Il presidente del Friuli Venezia-Giulia non le ha mandate a dire e riferendosi a Vannacci, a Un Giorno da Pecora, ha detto “Spero possa contribuire a fare delle liste forti e ad ottenere un buon risultato per la Lega, io sono molto contento dei candidati proposti in Friuli Venezia-Giulia, candidature di valore ed espressione del mio territorio” riservandosi la coltellata per il finale “Io lavorerò per questi tre candidati, visto che al massimo si possono esprimere tre preferenze”. Che oltre all’ovvio “Non lo votiamo” e non lo faremo votare è anche un messaggio a Salvini affinché eviti di candidarlo come capolista. Anche Centinaio ha detto la sua in modo inequivocabile: “Mio nonno è stato picchiato dai fascisti” ha dichiarato a Repubblica, aggiungendo poi “Voterò per uno della Lega. E come me tanti altri.” In precedenza anche il capogruppo alla Camera Riccardo Molinari e quello al Senato Massimiliano Romeo, si erano espressi allo stesso modo”. Volendo poi andare a spulciare tra le liste non stupisce nemmeno un po’ che una macchina da voti come il governatore del Veneto Luca Zaia non sia stato messo in lista e gli si preferisca Vannacci. Il segno è chiaro: Salvini vuole andare dove va la maggioranza cui appartiene, cioè verso un’autarchica di stampo ungherese e verso la cancellazione dello stato democratico come lo conosciamo, che è la direzione contraria in cui va la Lega che conta (quella che prende i voti). Pace all’anima sua. E con la sua, quella del Crippa.

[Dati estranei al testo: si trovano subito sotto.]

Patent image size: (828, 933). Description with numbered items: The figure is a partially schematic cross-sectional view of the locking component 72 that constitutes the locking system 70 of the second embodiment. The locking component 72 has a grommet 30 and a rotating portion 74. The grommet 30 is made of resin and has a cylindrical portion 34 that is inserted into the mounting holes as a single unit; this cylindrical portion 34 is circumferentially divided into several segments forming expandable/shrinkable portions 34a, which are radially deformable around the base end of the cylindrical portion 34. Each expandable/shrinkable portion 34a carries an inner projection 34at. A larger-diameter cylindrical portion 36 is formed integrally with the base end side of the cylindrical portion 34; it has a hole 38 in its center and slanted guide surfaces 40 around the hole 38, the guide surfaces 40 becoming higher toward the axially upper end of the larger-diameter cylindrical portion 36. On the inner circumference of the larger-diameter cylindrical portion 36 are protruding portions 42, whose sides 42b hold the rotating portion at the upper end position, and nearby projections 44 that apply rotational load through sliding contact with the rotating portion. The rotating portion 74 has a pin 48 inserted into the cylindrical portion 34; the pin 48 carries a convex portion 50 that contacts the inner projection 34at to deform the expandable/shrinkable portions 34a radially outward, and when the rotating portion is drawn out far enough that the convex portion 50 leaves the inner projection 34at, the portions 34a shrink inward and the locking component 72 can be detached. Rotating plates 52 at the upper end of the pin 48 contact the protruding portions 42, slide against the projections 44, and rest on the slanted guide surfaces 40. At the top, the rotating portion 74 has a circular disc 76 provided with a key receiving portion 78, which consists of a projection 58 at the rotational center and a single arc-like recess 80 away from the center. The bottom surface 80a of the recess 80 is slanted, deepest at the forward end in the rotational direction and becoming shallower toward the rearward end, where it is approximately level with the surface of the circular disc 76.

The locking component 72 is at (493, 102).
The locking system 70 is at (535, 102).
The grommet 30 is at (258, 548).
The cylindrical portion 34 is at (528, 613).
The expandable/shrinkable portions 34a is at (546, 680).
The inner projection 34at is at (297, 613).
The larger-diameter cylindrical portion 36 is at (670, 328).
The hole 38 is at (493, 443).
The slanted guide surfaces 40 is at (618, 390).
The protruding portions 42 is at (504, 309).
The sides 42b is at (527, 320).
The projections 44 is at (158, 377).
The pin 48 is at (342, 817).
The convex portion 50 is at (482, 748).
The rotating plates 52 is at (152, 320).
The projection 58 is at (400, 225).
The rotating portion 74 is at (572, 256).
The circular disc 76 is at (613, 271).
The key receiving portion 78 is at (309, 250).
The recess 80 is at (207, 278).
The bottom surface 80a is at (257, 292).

Verrebbe voglia di essere già al 10 giugno per vedere come e quanto ha funzionato questa nuova straordinaria avventura salviniana, quel segretario e sempre ministro che dal Papeete non ne imbrocca una: voleva pieni poteri, se li è presi la Meloni; voleva una Lega vincente, perde voti ad ogni battito di ciglia; voleva essere qualcuno e a modo suo lo è diventato. Ci sono sempre motivi di soddisfazione.

L’ultima avventura parte da una candidatura che spacca la Lega dall’alto, per effetto dell’ennesima impopolare decisione della segreteria, con la rivolta contro i vertici che parte dal basso, da quelli che sono in Lega da 40 anni e che al gioco al Salvini non ci stanno più. E sono quelli che portano i voti: dal Veneto al Friuli Venezia-Giulia, da Fedriga a Zaia a tutta la base (milioni di voti). Sembra chiaro che Salvini è al redde rationem. Sarà un piacere.